Я записал тогда все его замечания по реконструкции усадьбы, теперь записи утрачены, и все останется как есть — «приблизительно так».
Все чаще слышал я негативные суждения о нашем времени. Уже снова он говорил не «наше» общество, а «ваше».
Массовую культуру нашего века осудил: само понятие культуры включает глубину воззрений и чувствований, мы же называем культурой не более, чем цивилизацию. С восторгом вначале принявший новое в народном сознании, вдруг затосковал по патриархальности. С глубокой скорбью и разочарованием жалел об утрате обычаев и верований народных, о нивелировании национального. При всей силе ума мироощущение нынешнего человека не мог вместить.
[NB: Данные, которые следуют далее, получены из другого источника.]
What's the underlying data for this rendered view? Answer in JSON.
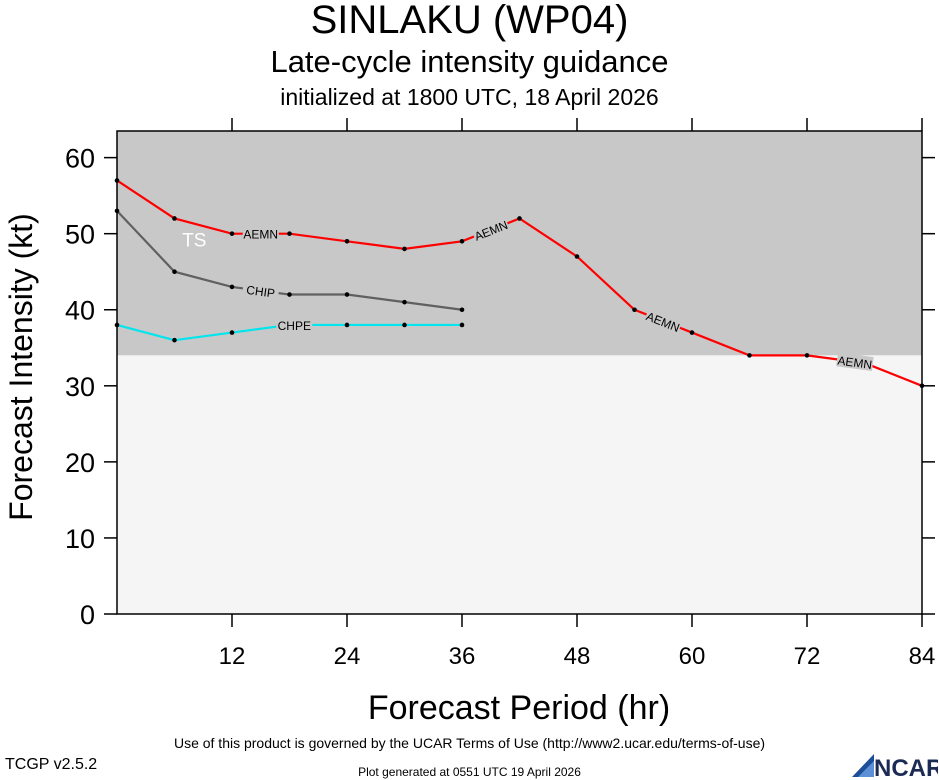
{
  "chart_data": {
    "type": "line",
    "title": "SINLAKU (WP04)",
    "subtitle": "Late-cycle intensity guidance",
    "init_text": "initialized at 1800 UTC, 18 April 2026",
    "xlabel": "Forecast Period (hr)",
    "ylabel": "Forecast Intensity (kt)",
    "xlim": [
      0,
      84
    ],
    "ylim": [
      0,
      60
    ],
    "x_ticks": [
      12,
      24,
      36,
      48,
      60,
      72,
      84
    ],
    "y_ticks": [
      0,
      10,
      20,
      30,
      40,
      50,
      60
    ],
    "grid": false,
    "category_bands": [
      {
        "label": "TS",
        "from": 34,
        "to": 64,
        "color": "#c8c8c8"
      },
      {
        "label": "",
        "from": 0,
        "to": 34,
        "color": "#f5f5f5"
      }
    ],
    "series": [
      {
        "name": "AEMN",
        "color": "#ff0000",
        "x": [
          0,
          6,
          12,
          18,
          24,
          30,
          36,
          42,
          48,
          54,
          60,
          66,
          72,
          78,
          84
        ],
        "y": [
          57,
          52,
          50,
          50,
          49,
          48,
          49,
          52,
          47,
          40,
          37,
          34,
          34,
          33,
          30
        ],
        "labels_at": [
          15,
          39,
          57,
          77
        ]
      },
      {
        "name": "CHIP",
        "color": "#606060",
        "x": [
          0,
          6,
          12,
          18,
          24,
          30,
          36
        ],
        "y": [
          53,
          45,
          43,
          42,
          42,
          41,
          40
        ],
        "labels_at": [
          15
        ]
      },
      {
        "name": "CHPE",
        "color": "#00e5ee",
        "x": [
          0,
          6,
          12,
          18,
          24,
          30,
          36
        ],
        "y": [
          38,
          36,
          37,
          38,
          38,
          38,
          38
        ],
        "labels_at": [
          18.5
        ]
      }
    ]
  },
  "footer": {
    "terms": "Use of this product is governed by the UCAR Terms of Use (http://www2.ucar.edu/terms-of-use)",
    "version": "TCGP v2.5.2",
    "generated": "Plot generated at 0551 UTC   19 April 2026",
    "logo_text": "NCAR"
  }
}
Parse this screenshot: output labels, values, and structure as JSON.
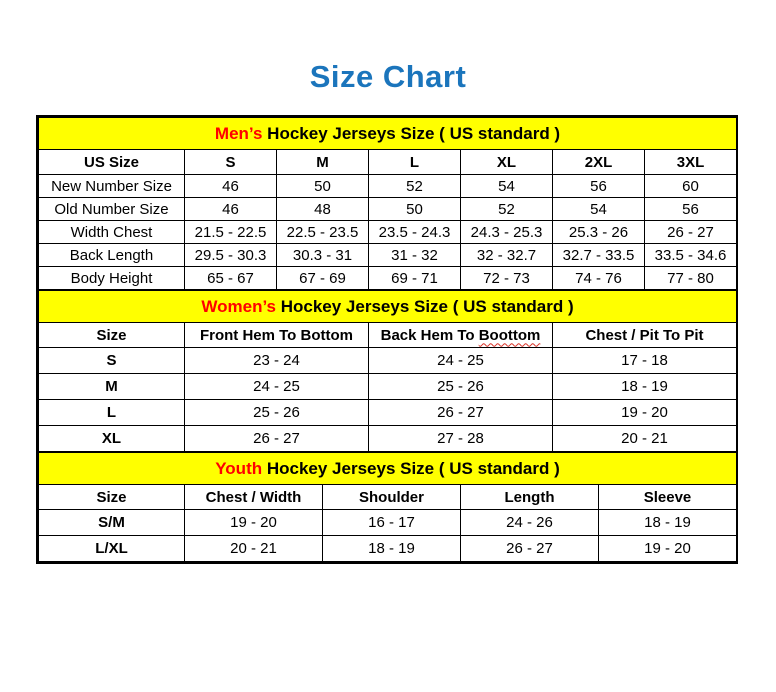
{
  "page": {
    "title": "Size Chart"
  },
  "colors": {
    "title_blue": "#1B75BC",
    "band_yellow": "#FFFF00",
    "highlight_red": "#FF0000",
    "table_border": "#000000"
  },
  "chart_data": [
    {
      "type": "table",
      "id": "mens",
      "title": "Men’s Hockey Jerseys Size ( US standard )",
      "title_highlight": "Men’s",
      "title_rest": "Hockey Jerseys Size ( US standard )",
      "columns": [
        "US Size",
        "S",
        "M",
        "L",
        "XL",
        "2XL",
        "3XL"
      ],
      "rows": [
        [
          "New Number Size",
          "46",
          "50",
          "52",
          "54",
          "56",
          "60"
        ],
        [
          "Old Number Size",
          "46",
          "48",
          "50",
          "52",
          "54",
          "56"
        ],
        [
          "Width Chest",
          "21.5 - 22.5",
          "22.5 - 23.5",
          "23.5 - 24.3",
          "24.3 - 25.3",
          "25.3 - 26",
          "26 - 27"
        ],
        [
          "Back Length",
          "29.5 - 30.3",
          "30.3 - 31",
          "31 - 32",
          "32 - 32.7",
          "32.7 - 33.5",
          "33.5 - 34.6"
        ],
        [
          "Body Height",
          "65 - 67",
          "67 - 69",
          "69 - 71",
          "72 - 73",
          "74 - 76",
          "77 - 80"
        ]
      ]
    },
    {
      "type": "table",
      "id": "womens",
      "title": "Women’s Hockey Jerseys Size ( US standard )",
      "title_highlight": "Women’s",
      "title_rest": "Hockey Jerseys Size ( US standard )",
      "squiggle_word": "Boottom",
      "columns": [
        "Size",
        "Front Hem To Bottom",
        "Back Hem To Boottom",
        "Chest / Pit To Pit"
      ],
      "rows": [
        [
          "S",
          "23 - 24",
          "24 - 25",
          "17 - 18"
        ],
        [
          "M",
          "24 - 25",
          "25 - 26",
          "18 - 19"
        ],
        [
          "L",
          "25 - 26",
          "26 - 27",
          "19 - 20"
        ],
        [
          "XL",
          "26 - 27",
          "27 - 28",
          "20 - 21"
        ]
      ]
    },
    {
      "type": "table",
      "id": "youth",
      "title": "Youth Hockey Jerseys Size ( US standard )",
      "title_highlight": "Youth",
      "title_rest": "Hockey Jerseys Size ( US standard )",
      "columns": [
        "Size",
        "Chest / Width",
        "Shoulder",
        "Length",
        "Sleeve"
      ],
      "rows": [
        [
          "S/M",
          "19 - 20",
          "16 - 17",
          "24 - 26",
          "18 - 19"
        ],
        [
          "L/XL",
          "20 - 21",
          "18 - 19",
          "26 - 27",
          "19 - 20"
        ]
      ]
    }
  ]
}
Атеизм нашего века принял без удивления, повторяя, что с юности был афеем и много от этого пострадал. Но странна ему была мысль об атеизме всенародном, и, посещая храмы, кивал на толпы молящихся: как можно утвердить неверие! «Вы говорите, «атавизм сознания», а я уверен — это народ оберегает себя и свои устои через веру. В идею общественного идеального устройства, к которому стремитесь, верить нельзя, ее можно принять или отвергнуть, верят же в непостижимое». Я заметил, что в наши дни непостижимого в мире становится все меньше. Возразил, что я имею в виду непостижимое разумом, а непостижимое воображением — Бог — всегда останется.
— Не находите ли вы, — сказал однажды, — что в нынешней литературе нет сострадния? — Я ответил, что человек несчастный не есть типическая фигура нашего времени. — Брюхо сыто, на брюхе шелк, но ваши люди пьянствуют, как прежде, они своекорыстны, интересы их мелки, больницы переполнены, машины отравили воздух, химия — землю… Сознание народа не едино. Не о том мечтали социалисты. Равенство и свобода относительны.
Все чаще, когда он высказывал такие мысли, я выключал аппараты прослушивания. Зачем было им знать мнение блистательного пришельца о мире, который мы считали безупречным?